Opinion
55167.
SUBMITTED JANUARY 18, 1978.
DECIDED FEBRUARY 9, 1978. REHEARING DENIED FEBRUARY 22, 1978.
Obscenity. Fulton State Court. Before Judge Moran.
Michael Clutter, Robert Eugene Smith, for appellant.
Hinson McAuliffe, Solicitor General, Leonard W. Rhodes, Richard E. Stark, Assistant Solicitors, for appellee.
Appellant was convicted of distributing obscene materials in violation of Code Ann. § 26-2101. This appeal follows.
1. Appellant challenges the constitutionality of Code Ann. § 26-2101 (c). As this case was first sent to the Supreme Court and subsequently transferred to this court, we are authorized to conclude that the constitutional questions raised have been decided. Robinson v. State, 143 Ga. App. 37 (1) ( 237 S.E.2d 436). The constitutionality of this statute has been finally and conclusively determined by our Supreme Court. Sewell v. State, 238 Ga. 495 ( 233 S.E.2d 187).
2. Remaining enumerations are controlled adversely to appellant by Sewell v. State, supra. See Teal v. State, 143 Ga. App. 47 ( 238 S.E.2d 128).
3. As all other enumerations were controlled adversely to appellant by prior decision of our Supreme Court, the only issue presented for this court's consideration involves the application of constitutional standards to the facts of this case. See, e.g., Fishman v. State, 229 Ga. 133 ( 189 S.E.2d 429).
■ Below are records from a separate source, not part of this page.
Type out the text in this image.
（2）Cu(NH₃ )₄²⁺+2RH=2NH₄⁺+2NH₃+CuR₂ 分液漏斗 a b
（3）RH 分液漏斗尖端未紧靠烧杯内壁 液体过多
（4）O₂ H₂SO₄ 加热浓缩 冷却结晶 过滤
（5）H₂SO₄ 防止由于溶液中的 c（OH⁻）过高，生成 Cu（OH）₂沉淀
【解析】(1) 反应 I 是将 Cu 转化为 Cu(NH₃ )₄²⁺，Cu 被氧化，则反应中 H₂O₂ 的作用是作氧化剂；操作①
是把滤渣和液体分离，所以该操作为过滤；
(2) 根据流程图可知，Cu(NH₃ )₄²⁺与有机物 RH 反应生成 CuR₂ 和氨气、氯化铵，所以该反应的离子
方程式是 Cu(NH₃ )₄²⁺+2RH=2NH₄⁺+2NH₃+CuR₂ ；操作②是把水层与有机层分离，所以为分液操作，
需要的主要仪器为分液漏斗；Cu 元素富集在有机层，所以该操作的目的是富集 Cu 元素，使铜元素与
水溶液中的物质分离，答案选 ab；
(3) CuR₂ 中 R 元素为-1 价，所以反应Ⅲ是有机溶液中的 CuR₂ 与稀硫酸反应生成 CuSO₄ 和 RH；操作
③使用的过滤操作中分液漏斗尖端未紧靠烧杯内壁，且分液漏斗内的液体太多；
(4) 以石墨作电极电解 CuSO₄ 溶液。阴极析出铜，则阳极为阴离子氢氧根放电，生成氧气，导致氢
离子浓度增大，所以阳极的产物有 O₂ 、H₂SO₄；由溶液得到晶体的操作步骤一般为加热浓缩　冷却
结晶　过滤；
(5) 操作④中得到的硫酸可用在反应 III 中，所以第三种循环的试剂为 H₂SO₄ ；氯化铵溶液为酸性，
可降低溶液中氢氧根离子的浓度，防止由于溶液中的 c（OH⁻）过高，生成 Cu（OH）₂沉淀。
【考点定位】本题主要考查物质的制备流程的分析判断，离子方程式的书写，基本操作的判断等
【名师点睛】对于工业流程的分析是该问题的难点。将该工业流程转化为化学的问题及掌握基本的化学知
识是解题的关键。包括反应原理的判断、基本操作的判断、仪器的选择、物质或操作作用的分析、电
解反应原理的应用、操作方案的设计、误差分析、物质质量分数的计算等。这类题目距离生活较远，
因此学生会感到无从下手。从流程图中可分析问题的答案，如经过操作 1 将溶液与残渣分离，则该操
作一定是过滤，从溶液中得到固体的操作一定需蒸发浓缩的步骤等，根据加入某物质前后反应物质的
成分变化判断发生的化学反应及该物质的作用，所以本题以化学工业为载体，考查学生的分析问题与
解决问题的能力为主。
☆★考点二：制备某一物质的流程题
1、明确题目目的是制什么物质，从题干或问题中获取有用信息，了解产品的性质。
In accordance with Dyke v. State, 232 Ga. 817, 821 ( 209 S.E.2d 166), we have made an independent appellate review of the material to decide the constitutional fact of obscenity. While this writer has the utmost respect for freedom of expression, the writer also recognizes that this freedom is not absolute. Oftentimes the line between protected speech and unprotected speech is a difficult one to draw. We had no such difficulty here. The materials and magazines are within the definition of Code Ann. § 26-2101.
Judgment affirmed. Bell, C. J., and Birdsong, J., concur.